Retirement savers are failing to review their pension plans and are not saving enough to fund their later years, according to new research.
Around 14% of British savers with private pensions have not bothered looking at the performance of their plan in the last three years, says a survey by Duncan Lawrie Private Bank.
Around 40% of workers have never reviewed their pension pots and another 10% do not know how many pensions they have.
The worrying aspect of the bank’s survey is that many who responded were aware that their pension savings were lacking and would have an impact on their finances in retirement.
More than 25% of retirement savers confessed to knowing that they cannot afford to retire before they reach 70 years old.
The bank’s pension expert Richard Boyd said: “The lack of interest people have in their pension is surprising and they appear to be giving up hope of not having enough money for retirement.”
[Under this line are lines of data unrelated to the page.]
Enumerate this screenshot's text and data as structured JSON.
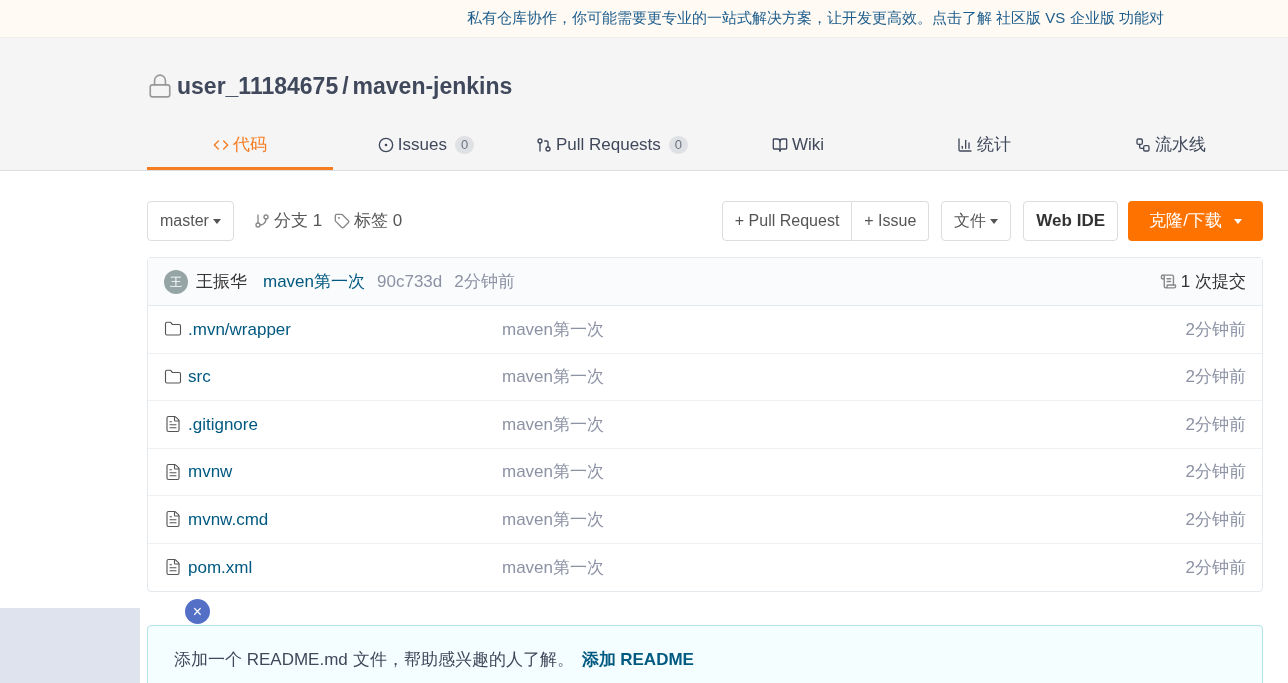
{
  "banner": {
    "text": "私有仓库协作，你可能需要更专业的一站式解决方案，让开发更高效。点击了解 社区版 VS 企业版 功能对"
  },
  "repo": {
    "owner": "user_11184675",
    "separator": "/",
    "name": "maven-jenkins"
  },
  "tabs": [
    {
      "kind": "code",
      "label": "代码",
      "selected": true
    },
    {
      "kind": "issues",
      "label": "Issues",
      "count": "0",
      "selected": false
    },
    {
      "kind": "pr",
      "label": "Pull Requests",
      "count": "0",
      "selected": false
    },
    {
      "kind": "wiki",
      "label": "Wiki",
      "selected": false
    },
    {
      "kind": "stats",
      "label": "统计",
      "selected": false
    },
    {
      "kind": "pipeline",
      "label": "流水线",
      "selected": false
    }
  ],
  "toolbar": {
    "branch": "master",
    "branches": "分支 1",
    "tags": "标签 0",
    "new_pr": "+ Pull Request",
    "new_issue": "+ Issue",
    "file_menu": "文件",
    "web_ide": "Web IDE",
    "clone": "克隆/下载"
  },
  "commit": {
    "avatar": "王",
    "author": "王振华",
    "message": "maven第一次",
    "hash": "90c733d",
    "time": "2分钟前",
    "commits": "1 次提交"
  },
  "files": [
    {
      "kind": "folder",
      "name": ".mvn/wrapper",
      "message": "maven第一次",
      "time": "2分钟前"
    },
    {
      "kind": "folder",
      "name": "src",
      "message": "maven第一次",
      "time": "2分钟前"
    },
    {
      "kind": "file",
      "name": ".gitignore",
      "message": "maven第一次",
      "time": "2分钟前"
    },
    {
      "kind": "file",
      "name": "mvnw",
      "message": "maven第一次",
      "time": "2分钟前"
    },
    {
      "kind": "file",
      "name": "mvnw.cmd",
      "message": "maven第一次",
      "time": "2分钟前"
    },
    {
      "kind": "file",
      "name": "pom.xml",
      "message": "maven第一次",
      "time": "2分钟前"
    }
  ],
  "readme": {
    "text": "添加一个 README.md 文件，帮助感兴趣的人了解。",
    "link": "添加 README"
  },
  "overlay": {
    "close": "×"
  }
}
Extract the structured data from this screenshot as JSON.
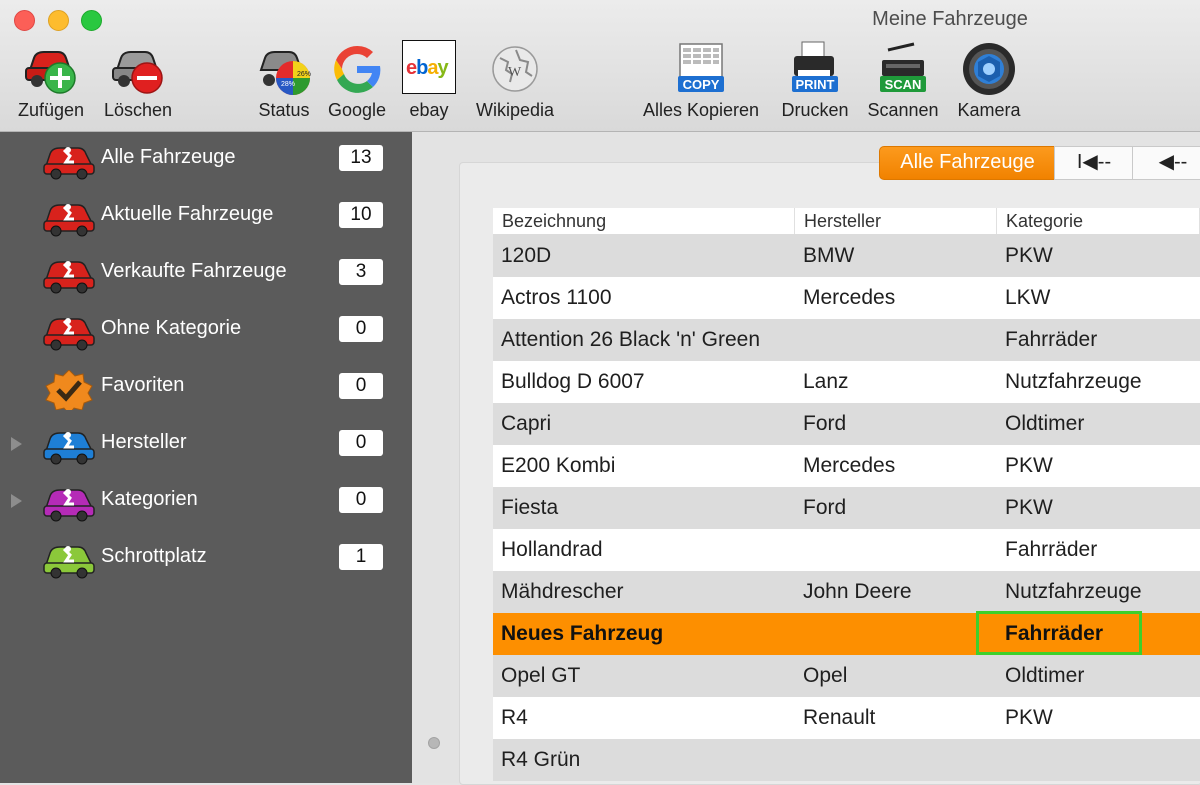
{
  "window": {
    "title": "Meine Fahrzeuge"
  },
  "toolbar": {
    "add_label": "Zufügen",
    "delete_label": "Löschen",
    "status_label": "Status",
    "google_label": "Google",
    "ebay_label": "ebay",
    "wikipedia_label": "Wikipedia",
    "copy_label": "Alles Kopieren",
    "print_label": "Drucken",
    "scan_label": "Scannen",
    "camera_label": "Kamera",
    "copy_icon_text": "COPY",
    "print_icon_text": "PRINT",
    "scan_icon_text": "SCAN",
    "ebay_icon_text": "ebay",
    "google_icon_text": "G",
    "status_pct_a": "28%",
    "status_pct_b": "26%"
  },
  "sidebar": {
    "items": [
      {
        "label": "Alle Fahrzeuge",
        "count": "13",
        "icon": "car-red-icon",
        "color": "#d8221c"
      },
      {
        "label": "Aktuelle Fahrzeuge",
        "count": "10",
        "icon": "car-red-icon",
        "color": "#d8221c"
      },
      {
        "label": "Verkaufte Fahrzeuge",
        "count": "3",
        "icon": "car-red-icon",
        "color": "#d8221c"
      },
      {
        "label": "Ohne Kategorie",
        "count": "0",
        "icon": "car-red-icon",
        "color": "#d8221c"
      },
      {
        "label": "Favoriten",
        "count": "0",
        "icon": "favorite-badge-icon",
        "color": "#f0891d"
      },
      {
        "label": "Hersteller",
        "count": "0",
        "icon": "car-blue-icon",
        "color": "#1e7fd6"
      },
      {
        "label": "Kategorien",
        "count": "0",
        "icon": "car-purple-icon",
        "color": "#b52bb7"
      },
      {
        "label": "Schrottplatz",
        "count": "1",
        "icon": "car-green-icon",
        "color": "#8bc83a"
      }
    ]
  },
  "main": {
    "segment_active": "Alle Fahrzeuge",
    "segment_first": "I◀--",
    "segment_prev": "◀--",
    "columns": [
      "Bezeichnung",
      "Hersteller",
      "Kategorie"
    ],
    "rows": [
      [
        "120D",
        "BMW",
        "PKW"
      ],
      [
        "Actros 1100",
        "Mercedes",
        "LKW"
      ],
      [
        "Attention 26 Black 'n' Green",
        "",
        "Fahrräder"
      ],
      [
        "Bulldog D 6007",
        "Lanz",
        "Nutzfahrzeuge"
      ],
      [
        "Capri",
        "Ford",
        "Oldtimer"
      ],
      [
        "E200 Kombi",
        "Mercedes",
        "PKW"
      ],
      [
        "Fiesta",
        "Ford",
        "PKW"
      ],
      [
        "Hollandrad",
        "",
        "Fahrräder"
      ],
      [
        "Mähdrescher",
        "John Deere",
        "Nutzfahrzeuge"
      ],
      [
        "Neues Fahrzeug",
        "",
        "Fahrräder"
      ],
      [
        "Opel GT",
        "Opel",
        "Oldtimer"
      ],
      [
        "R4",
        "Renault",
        "PKW"
      ],
      [
        "R4 Grün",
        "",
        ""
      ]
    ],
    "selected_row": 9
  },
  "colors": {
    "accent": "#fd8f00",
    "sidebar_bg": "#5b5b5b",
    "focus": "#3ed02b"
  }
}
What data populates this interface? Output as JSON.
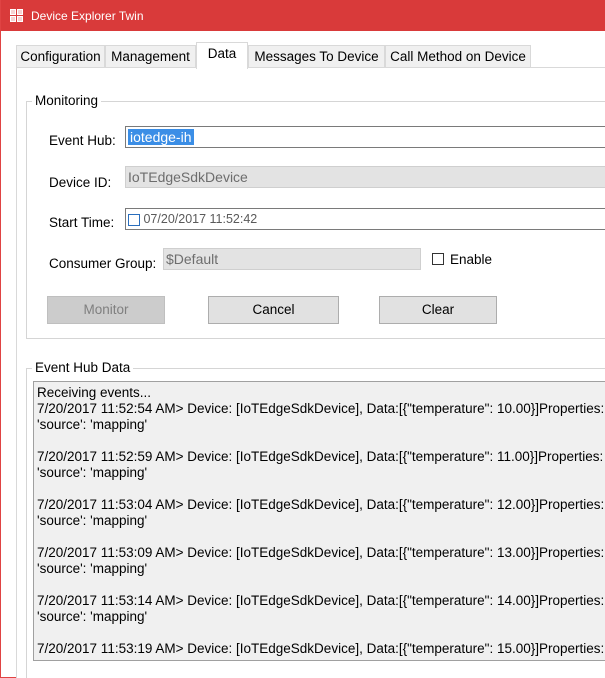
{
  "window": {
    "title": "Device Explorer Twin"
  },
  "tabs": [
    {
      "label": "Configuration",
      "active": false
    },
    {
      "label": "Management",
      "active": false
    },
    {
      "label": "Data",
      "active": true
    },
    {
      "label": "Messages To Device",
      "active": false
    },
    {
      "label": "Call Method on Device",
      "active": false
    }
  ],
  "monitoring": {
    "group_label": "Monitoring",
    "event_hub_label": "Event Hub:",
    "event_hub_value": "iotedge-ih",
    "device_id_label": "Device ID:",
    "device_id_value": "IoTEdgeSdkDevice",
    "start_time_label": "Start Time:",
    "start_time_value": "07/20/2017 11:52:42",
    "consumer_group_label": "Consumer Group:",
    "consumer_group_value": "$Default",
    "enable_label": "Enable",
    "buttons": {
      "monitor": "Monitor",
      "cancel": "Cancel",
      "clear": "Clear"
    }
  },
  "event_hub_data": {
    "group_label": "Event Hub Data",
    "header": "Receiving events...",
    "entries": [
      "7/20/2017 11:52:54 AM> Device: [IoTEdgeSdkDevice], Data:[{\"temperature\": 10.00}]Properties:\n'source': 'mapping'",
      "7/20/2017 11:52:59 AM> Device: [IoTEdgeSdkDevice], Data:[{\"temperature\": 11.00}]Properties:\n'source': 'mapping'",
      "7/20/2017 11:53:04 AM> Device: [IoTEdgeSdkDevice], Data:[{\"temperature\": 12.00}]Properties:\n'source': 'mapping'",
      "7/20/2017 11:53:09 AM> Device: [IoTEdgeSdkDevice], Data:[{\"temperature\": 13.00}]Properties:\n'source': 'mapping'",
      "7/20/2017 11:53:14 AM> Device: [IoTEdgeSdkDevice], Data:[{\"temperature\": 14.00}]Properties:\n'source': 'mapping'",
      "7/20/2017 11:53:19 AM> Device: [IoTEdgeSdkDevice], Data:[{\"temperature\": 15.00}]Properties:"
    ]
  },
  "colors": {
    "titlebar": "#d93a3a",
    "selection": "#3b8ee6"
  }
}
To avoid struggling with money in retirement, pensions should be reviewed regularly as this could make a significant difference to retirement income and the age when savers can retire.
“Managing a pension is just like going to the dentist – nobody really wants to go but they appreciate that it’s important to get regular check-up,” he said.
Hot on the heels of the bank’s revelations comes news from the Office for National Statistics (ONS) revealing 76% of British households have a pension and the amount they are setting aside has risen in recent years.
However, the cost of buying an annuity – the investment that pays a retirement income – has also gone up.
Not enough retirement income
That means that most people are not saving enough to buy an annuity which would give them their expected retirement income.
The levels of savings into pension pots vary wildly for those aged between 50 and 64 with the top 10% having saved eight times the amount of the bottom of 50% combined.
The demise of final salary workplace pensions also highlights a growing gulf between those who were still in the schemes and those who contribute to defined contribution pensions.
The real issue is that on average the savings in a final salary scheme are six times larger than those of defined contribution schemes.
This has a major impact on retirement income, and the ONS survey has also found that many people are looking at alternative assets, like property, to boost their retirement savings.